1970 yılından itibaren, Milli Eğitim’den başlayarak askeriyeye, mülkiyeye, emniyet teşkilatına, YÖK’e ve milli istihbarat teşkilatına kadar bütün kamu kurumlarına sızıp ele geçirme planları yapan FETÖ, bir taraftan da işadamlarını ve sosyal hayattaki her türlü esnafı da örgütleyerek, para musluklarını ve ticareti de ele geçirmeyi ihmal etmiyordu.
1995 yılında, Genç İşadamları Derneği fikrini ortaya atıp, Zaman gazetesinin eski binasının 3. katında Genç İşadamları Derneği olarak, bütün Türkiye sathında işadamlarına ve sanayi sitelerine el atmayı planladı ve dernek çatısı altında her şehirde ve semtte kurulması talimatını verdi. (GİAD) Adı altında Genç İşadamları Dernekleri kuruldu. Bu dernekler bulundukları semtlerdeki sanayi sitelerinde, bütün orta ve küçük esnafları fişleyerek, birlik-ikilik-üçlük, dörtlük, beşlik diyerek, bunları nasıl ele geçirileceğinin şemalarını ve planlarını yapmalarını öğütledi ve bunlardan kurban, kurban derisi, aidat, burs, zekât, fitre gibi paralarının toplanması organize edildi.

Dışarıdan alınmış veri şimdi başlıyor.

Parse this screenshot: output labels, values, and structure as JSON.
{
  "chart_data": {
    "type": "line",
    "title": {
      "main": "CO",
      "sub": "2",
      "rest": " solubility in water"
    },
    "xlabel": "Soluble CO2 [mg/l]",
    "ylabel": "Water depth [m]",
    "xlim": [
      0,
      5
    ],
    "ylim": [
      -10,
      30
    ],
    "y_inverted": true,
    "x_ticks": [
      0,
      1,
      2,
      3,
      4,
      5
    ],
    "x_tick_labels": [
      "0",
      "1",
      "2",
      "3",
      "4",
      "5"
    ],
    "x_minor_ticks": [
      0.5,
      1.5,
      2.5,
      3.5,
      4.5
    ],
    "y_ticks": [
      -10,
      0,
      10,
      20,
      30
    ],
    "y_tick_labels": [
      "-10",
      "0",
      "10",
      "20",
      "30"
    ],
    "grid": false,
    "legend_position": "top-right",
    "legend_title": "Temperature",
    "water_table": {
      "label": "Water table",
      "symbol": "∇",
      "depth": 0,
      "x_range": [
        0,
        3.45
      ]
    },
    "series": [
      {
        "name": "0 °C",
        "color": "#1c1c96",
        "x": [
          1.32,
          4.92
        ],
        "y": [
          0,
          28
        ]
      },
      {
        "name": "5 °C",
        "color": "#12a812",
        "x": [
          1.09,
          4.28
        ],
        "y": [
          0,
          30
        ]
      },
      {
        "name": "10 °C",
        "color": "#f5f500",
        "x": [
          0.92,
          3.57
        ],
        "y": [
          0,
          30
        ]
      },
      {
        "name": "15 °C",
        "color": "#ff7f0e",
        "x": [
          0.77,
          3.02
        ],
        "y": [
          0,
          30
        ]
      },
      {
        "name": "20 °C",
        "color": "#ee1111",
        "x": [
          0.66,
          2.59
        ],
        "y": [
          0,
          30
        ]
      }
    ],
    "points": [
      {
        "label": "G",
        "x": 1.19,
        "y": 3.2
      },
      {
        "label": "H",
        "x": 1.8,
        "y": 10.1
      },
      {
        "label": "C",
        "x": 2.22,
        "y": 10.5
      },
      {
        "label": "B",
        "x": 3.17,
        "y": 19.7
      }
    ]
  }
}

2001 yılında kurulan (GİAD)’lar, konfederasyon haline getirilmesi ile TUSKON çatısı altında toplanmış oldu. TUSKON artık daha büyük iş adamlarının da tespit edilerek, MÜSİAD ve TÜSİAD’a karşı bir araya gelerek, alternatif büyük işadamları platformu olarak ortaya çıktı.
İhracat ve ithalat yapanların pek çoğu, bu büyük gücün karşısında dize gelerek tezgâhtan geçmeye ve vize almaya mecburdu. Çünkü FETÖ’nün yurtiçi ve yurtdışı fahri başkonsoloslukları iş almada ve dışarıya ihracat yapmada artık tam yetkili hale gelmişti. Yüzlerce fahri başkonsolosu ile TUSKON el ele, bütün iş adamlarının önünü kesmek de, işadamlarına verdikleri veya aldıkları randevular üzerinden yüzdelik payları, artık milyon dolarları geçmişti.
Yurt dışından yabancı iş adamlarını İstanbul›a getirerek veya Türkiye’deki iş adamlarını yurt dışına götürerek, her görüşmeden rahatlıkla milyonlarca dolar komisyon alma sırası, FETÖ’ye gelmişti ve bu tezgâhtan geçmeyenlere ekmek yoktu.